The death of King David
David rested with his fathers, which was a phrase that become common throughout 1 and 2 Kings to describe the passing of a king from this world. Truly, David passed from this life to eternal rest and reward.
So ended the earthly life of one of the greatest men ever to walk the earth. So he died in a good old age, full of days and riches and honor. (1 Chronicles 29:28) “Of his adultery and murder we hear not a word, because he had made a thorough peace with God for those sins in his lifetime” (Trapp).
- “David was a shepherd, a soldier, an outlaw, a king, a fugitive, a sinner, a saint, a poet… His experiences were the writing of God on his life, making him into a man after God’s own heart.” (Redpath)
- “In general David lived well, and it is most evident that he died well; and as a king, a general, a poet, a father, and a friend, he has had few equals, and no superior, from his own time to the present day.” (Clarke)
The tomb of David
The tomb of David was known in the time of Jesus and the apostles, according to Acts 2:29. Afterwards, the Christian writer Jerome speaks of it being known in his time. What is currently known in Jerusalem as David’s Tomb is almost certainly not the genuine one that was known in ancient times.
“According to 2 Kings 11:10, David’s weapons were preserved as relics in the sanctuary, while, according to Josephus, other representative treasures of his reign were buried with him in his tomb.” (Dilday)
Solomon as king was the fulfillment of the promise made to David in 2 Samuel 7:12-16. That promise was ultimately fulfilled in Jesus, the Son of David; but it also had a definite and partial fulfillment in Solomon.
Adonijah in the Bible
Adonijah had reason to wish revenge on Bathsheba since it was Nathan and Bathsheba who warned King David of Adonijah’s attempt for the throne.
In 2 Samuel 16:20-23 Absalom, the brother of Adonijah, asserted his rebellious claim on David’s throne by taking David’s concubines unto himself. Adonijah wants to declare a claim to Solomon’s throne by taking David’s widowed concubine as his wife.
Among the ancient Persians and Arabs, the new king took the harem of the previous king.
Bathsheba agreed to take Adonijah’s request, so Solomon would know Adonijah was still working against him.
Abiathar in the Bible
Abiathar deserved death because he supported Adonijah as the next king, in defiance of the will of God and the will of King David (1 Kings 1:7). This was treason against both God and the King of Israel.
Solomon showed mercy and wisdom to Abiathar by sparing Abiathar’s life because of his past standing as a chief priest and supporter of David.
This refers to the prophecies found in 1 Samuel 2:27-36 and 1 Samuel 3:11-14. In removing Abiathar from the priesthood, Solomon, without direct intention, fulfilled the promise of judgment against the house of Eli, made some 100 years before Solomon took the throne.
Solomon breaks no rules in killing Joab at the altar.

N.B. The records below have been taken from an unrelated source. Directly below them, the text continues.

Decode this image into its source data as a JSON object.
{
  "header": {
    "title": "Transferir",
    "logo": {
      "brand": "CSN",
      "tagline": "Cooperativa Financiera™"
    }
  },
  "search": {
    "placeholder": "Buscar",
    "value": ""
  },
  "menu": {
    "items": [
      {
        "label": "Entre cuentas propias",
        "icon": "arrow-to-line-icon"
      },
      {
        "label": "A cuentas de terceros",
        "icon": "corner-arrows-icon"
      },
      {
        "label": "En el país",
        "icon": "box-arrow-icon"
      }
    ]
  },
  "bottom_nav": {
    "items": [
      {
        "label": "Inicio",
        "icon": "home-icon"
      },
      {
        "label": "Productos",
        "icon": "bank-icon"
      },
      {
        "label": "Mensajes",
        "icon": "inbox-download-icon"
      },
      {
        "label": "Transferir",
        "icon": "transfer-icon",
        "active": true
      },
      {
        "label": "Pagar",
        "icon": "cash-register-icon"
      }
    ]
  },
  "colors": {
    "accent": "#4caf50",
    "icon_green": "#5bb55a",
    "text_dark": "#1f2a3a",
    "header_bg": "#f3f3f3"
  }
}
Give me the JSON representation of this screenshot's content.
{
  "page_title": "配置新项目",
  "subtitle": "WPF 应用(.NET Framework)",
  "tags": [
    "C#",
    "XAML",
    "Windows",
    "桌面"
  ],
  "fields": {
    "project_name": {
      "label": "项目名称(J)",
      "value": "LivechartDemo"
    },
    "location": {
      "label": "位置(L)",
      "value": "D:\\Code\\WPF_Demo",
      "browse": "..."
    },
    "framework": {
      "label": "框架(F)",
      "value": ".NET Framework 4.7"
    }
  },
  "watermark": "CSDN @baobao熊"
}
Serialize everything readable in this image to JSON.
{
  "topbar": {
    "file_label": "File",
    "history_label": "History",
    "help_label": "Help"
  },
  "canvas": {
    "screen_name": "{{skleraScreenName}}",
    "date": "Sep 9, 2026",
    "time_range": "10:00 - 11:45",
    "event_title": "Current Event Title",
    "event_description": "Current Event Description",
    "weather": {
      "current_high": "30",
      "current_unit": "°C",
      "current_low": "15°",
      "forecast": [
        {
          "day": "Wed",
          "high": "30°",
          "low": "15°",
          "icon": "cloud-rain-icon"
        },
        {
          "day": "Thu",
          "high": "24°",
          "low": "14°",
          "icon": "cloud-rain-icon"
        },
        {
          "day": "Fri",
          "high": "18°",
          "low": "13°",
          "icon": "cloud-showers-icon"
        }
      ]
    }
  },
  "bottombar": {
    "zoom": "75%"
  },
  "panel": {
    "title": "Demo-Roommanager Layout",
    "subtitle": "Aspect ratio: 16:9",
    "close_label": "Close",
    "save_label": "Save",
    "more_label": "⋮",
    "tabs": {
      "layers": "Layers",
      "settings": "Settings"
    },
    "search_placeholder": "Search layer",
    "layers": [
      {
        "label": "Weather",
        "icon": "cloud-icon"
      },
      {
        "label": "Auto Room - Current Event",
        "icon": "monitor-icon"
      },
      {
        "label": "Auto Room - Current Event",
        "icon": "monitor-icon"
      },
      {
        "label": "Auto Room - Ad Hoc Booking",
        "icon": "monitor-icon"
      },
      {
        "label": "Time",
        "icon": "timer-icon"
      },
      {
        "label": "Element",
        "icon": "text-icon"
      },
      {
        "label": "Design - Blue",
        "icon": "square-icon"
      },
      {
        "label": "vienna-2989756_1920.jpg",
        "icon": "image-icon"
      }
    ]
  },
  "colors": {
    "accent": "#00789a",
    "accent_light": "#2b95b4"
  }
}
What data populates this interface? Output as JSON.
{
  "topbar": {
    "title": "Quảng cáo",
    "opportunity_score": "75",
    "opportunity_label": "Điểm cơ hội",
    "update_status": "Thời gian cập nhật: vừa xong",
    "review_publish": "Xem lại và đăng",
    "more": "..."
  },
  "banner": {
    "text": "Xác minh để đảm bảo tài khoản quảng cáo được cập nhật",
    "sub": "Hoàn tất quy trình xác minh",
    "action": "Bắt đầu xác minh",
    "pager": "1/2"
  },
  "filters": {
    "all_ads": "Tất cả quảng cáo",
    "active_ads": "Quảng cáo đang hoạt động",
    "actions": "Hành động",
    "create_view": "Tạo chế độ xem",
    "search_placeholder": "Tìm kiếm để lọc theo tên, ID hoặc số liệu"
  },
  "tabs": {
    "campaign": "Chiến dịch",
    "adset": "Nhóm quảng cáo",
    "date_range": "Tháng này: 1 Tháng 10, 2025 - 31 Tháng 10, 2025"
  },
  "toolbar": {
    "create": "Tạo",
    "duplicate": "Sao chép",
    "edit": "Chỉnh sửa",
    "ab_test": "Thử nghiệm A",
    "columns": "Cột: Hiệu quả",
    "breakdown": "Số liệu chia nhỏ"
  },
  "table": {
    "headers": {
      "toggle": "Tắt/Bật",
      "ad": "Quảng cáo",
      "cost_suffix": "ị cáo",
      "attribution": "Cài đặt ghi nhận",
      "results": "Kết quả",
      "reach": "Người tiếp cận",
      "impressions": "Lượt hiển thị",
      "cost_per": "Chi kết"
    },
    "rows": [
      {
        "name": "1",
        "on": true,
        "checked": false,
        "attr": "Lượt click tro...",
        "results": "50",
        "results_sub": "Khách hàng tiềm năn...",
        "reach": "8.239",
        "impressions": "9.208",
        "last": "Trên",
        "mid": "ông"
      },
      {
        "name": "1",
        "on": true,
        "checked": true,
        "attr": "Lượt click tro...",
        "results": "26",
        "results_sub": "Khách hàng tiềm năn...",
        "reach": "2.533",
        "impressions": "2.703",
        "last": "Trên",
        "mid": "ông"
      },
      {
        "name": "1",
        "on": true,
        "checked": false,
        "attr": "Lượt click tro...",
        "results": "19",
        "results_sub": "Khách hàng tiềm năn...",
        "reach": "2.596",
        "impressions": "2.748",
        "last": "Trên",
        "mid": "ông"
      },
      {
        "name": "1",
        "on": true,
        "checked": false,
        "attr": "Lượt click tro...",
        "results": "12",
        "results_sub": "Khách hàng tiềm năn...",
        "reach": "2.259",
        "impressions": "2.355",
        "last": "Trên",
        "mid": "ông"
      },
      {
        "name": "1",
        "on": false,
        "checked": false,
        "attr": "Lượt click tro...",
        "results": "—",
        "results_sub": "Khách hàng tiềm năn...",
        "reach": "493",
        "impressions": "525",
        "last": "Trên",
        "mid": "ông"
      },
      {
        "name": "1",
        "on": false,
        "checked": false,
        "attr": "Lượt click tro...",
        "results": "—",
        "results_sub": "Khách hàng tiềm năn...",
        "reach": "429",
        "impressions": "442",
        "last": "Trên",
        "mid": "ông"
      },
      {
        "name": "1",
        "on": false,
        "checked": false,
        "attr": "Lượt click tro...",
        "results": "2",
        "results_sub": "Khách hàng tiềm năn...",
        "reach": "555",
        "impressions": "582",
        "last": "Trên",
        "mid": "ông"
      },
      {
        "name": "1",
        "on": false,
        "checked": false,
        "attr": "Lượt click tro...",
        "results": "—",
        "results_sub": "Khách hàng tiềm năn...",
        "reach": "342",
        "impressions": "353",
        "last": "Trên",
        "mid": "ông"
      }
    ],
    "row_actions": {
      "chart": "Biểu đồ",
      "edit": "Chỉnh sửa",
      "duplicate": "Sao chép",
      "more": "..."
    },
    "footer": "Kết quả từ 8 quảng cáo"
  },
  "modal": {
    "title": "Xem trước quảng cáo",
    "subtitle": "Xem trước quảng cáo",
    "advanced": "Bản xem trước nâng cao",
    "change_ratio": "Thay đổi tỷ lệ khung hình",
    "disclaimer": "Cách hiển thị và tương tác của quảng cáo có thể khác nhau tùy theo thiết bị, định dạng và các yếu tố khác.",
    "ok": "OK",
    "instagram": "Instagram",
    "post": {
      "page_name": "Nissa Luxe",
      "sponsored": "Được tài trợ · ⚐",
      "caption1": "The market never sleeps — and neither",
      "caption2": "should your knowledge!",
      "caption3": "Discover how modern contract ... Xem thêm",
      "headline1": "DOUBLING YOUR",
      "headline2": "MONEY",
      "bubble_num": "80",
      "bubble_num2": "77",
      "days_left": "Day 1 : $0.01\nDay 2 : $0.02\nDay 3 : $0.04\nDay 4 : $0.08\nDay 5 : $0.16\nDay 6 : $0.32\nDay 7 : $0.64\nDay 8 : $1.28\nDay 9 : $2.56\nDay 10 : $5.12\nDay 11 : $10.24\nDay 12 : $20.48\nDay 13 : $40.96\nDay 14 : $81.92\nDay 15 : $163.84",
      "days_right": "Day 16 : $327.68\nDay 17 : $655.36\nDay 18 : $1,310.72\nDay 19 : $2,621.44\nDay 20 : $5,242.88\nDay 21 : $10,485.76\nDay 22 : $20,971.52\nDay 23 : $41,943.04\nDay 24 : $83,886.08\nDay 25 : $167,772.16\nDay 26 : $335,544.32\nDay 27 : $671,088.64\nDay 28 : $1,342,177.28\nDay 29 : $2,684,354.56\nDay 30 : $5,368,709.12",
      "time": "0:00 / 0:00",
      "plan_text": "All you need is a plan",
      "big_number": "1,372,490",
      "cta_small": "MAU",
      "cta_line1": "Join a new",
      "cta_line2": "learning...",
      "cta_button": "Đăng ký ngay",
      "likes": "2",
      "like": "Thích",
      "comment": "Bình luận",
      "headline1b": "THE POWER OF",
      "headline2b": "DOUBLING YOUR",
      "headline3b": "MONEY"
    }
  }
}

But if a man acts with premeditation against his neighbor, to kill him by treachery, you shall take him from My altar, that he may die(Exodus 21:14)
Shimei died out of pure forgetfulness and fault on his part by disobeying Solomon.
Solomon’s throne was secure at an early date, not like the reign of David or Saul. Saul and David had faced a measure of suspicion or opposition from their own countrymen; both had met this problem with resolute action, coupled with understanding and leniency. Solomon, however, eliminated his potential enemies swiftly and ruthlessly.
Commentary 1 Chronicles 29:21-25:
This was a special day, probably celebrated after the death of David when Solomon formally took the throne and after the rebellion of Adonijah had been defeated (1 Kings 1-2) and the private coronation had been held (1 Kings 1:32-40)
On the throne of the Lord, i.e. on the throne of Israel, which is called the throne of the Lord, either more generally, as all thrones are the Lord’s, by whom kings reign, Proverbs 8:15
David has paved the way for Solomon to have such splendor.